I Heard The Other Day…

…that more people die from the flu each year than die of AIDS, and yet I fail to discern a flu ribbon on the lapels of the soft hearted and softheaded.Instead, I am expected to send my tax money overseas, so some African baby-raper can live another day to bust open some screaming little infant girls pussy, and then pass the poison into her.

I read today that two Palestinkian boys, ages 8 and 13, were apprehended in an Israeli community (in Israel) while they were in the middle of an attempted murder spree.

Yes folks, the little bastards are being ‘jumped in’ to criminal gangs like Hamas and Al Aqsucka’s. To ‘make their bones’, they must go forth and kill Jews. These little fellas were enthusiastic, but luckily for their targets, they just weren’t any good at it.

I don’t know why or how the little wastes of skin survived…Jews are either exercising restraint like I never knew was possible, or Jews are just shitty shots.
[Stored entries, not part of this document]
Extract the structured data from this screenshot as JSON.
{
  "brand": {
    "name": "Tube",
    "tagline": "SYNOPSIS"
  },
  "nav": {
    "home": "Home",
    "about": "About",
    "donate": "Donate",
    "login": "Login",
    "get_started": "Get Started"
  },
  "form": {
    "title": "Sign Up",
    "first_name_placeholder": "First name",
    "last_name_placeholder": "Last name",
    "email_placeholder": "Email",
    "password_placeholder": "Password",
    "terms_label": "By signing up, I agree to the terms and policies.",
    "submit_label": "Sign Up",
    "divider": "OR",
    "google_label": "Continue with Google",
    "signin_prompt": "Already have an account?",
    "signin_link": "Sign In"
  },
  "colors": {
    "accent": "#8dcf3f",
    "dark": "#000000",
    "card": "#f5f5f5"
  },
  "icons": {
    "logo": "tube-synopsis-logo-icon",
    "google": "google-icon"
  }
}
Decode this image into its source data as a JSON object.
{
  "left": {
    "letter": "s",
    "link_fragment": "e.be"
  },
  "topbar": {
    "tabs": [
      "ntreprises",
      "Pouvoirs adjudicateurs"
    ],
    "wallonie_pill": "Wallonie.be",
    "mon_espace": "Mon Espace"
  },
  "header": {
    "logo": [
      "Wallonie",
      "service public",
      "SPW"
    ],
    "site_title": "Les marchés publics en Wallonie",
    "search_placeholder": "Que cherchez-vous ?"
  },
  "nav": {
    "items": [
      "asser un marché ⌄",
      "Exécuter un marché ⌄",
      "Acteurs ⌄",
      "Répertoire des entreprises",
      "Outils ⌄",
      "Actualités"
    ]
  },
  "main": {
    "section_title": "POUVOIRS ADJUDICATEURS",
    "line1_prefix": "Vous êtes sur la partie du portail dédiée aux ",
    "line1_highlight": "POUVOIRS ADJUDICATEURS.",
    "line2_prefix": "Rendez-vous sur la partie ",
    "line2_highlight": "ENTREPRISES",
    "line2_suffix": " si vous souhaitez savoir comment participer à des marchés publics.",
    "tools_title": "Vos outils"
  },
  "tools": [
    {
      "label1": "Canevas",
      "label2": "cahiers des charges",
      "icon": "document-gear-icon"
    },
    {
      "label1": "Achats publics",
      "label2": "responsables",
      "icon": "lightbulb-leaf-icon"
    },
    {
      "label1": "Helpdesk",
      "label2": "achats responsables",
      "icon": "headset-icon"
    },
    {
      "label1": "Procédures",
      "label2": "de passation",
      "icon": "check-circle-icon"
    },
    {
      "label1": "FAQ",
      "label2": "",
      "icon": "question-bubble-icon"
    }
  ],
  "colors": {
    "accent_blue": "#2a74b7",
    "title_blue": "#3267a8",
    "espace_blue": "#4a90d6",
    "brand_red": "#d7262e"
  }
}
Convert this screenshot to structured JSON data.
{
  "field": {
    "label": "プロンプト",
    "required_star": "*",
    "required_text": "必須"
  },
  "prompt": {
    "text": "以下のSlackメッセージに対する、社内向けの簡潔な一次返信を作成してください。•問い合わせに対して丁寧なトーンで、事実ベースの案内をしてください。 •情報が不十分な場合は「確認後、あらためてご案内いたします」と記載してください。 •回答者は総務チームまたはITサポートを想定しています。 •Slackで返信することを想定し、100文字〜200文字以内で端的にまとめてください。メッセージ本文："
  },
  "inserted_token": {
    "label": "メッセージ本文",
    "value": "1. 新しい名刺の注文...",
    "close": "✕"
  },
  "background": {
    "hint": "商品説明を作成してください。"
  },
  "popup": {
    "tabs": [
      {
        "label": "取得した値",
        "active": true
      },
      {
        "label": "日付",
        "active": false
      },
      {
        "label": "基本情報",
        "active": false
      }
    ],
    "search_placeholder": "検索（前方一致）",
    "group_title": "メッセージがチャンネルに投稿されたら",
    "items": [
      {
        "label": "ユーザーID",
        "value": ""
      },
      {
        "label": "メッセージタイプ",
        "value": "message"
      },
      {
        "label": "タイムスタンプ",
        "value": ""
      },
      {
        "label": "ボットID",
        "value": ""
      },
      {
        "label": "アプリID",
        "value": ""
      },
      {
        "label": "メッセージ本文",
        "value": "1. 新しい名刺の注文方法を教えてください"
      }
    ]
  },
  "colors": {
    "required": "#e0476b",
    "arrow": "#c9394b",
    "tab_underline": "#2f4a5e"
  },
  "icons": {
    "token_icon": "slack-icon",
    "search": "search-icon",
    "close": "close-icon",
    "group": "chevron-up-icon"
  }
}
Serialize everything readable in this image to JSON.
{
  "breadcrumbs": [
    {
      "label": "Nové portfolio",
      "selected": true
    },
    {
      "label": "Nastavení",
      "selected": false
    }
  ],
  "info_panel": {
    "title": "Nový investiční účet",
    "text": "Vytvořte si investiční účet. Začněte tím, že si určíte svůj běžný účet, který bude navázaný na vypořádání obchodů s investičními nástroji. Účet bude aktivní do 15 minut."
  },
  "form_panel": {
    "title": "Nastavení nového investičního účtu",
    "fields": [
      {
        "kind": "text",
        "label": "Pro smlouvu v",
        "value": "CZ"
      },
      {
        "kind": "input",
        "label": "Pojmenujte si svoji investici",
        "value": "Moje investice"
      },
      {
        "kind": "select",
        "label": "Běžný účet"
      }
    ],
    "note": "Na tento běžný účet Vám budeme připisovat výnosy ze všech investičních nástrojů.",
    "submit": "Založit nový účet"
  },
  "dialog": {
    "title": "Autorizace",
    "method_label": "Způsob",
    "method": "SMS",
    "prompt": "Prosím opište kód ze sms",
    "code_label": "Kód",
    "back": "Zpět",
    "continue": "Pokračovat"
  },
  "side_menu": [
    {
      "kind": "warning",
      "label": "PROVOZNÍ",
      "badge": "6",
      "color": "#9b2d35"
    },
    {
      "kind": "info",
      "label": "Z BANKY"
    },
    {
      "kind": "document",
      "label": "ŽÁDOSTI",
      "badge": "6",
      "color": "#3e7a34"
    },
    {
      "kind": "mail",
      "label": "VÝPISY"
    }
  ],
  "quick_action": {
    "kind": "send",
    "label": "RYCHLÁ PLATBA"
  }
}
Some little raghead swine breaks into MY house and proceeds to fillet my little son or daughter, the Jews in the trash bag suits are gonna be sponging up bits of him from all over my house, later. Then I’d mail the little fuckers head to his mom.

I bought myself a little Koran the other day…

Ornate-looking piece of pagan gimcrackery.

I tried wiping my ass with a few torn out pages, but the resulting ink-stain on my starfish was hard on my briefs, so, instead, I now just tear off a page, and drop it down in the mess, and piss on it, and then flush.

Hey, you got your candle-light vigils, don’t mess with mine.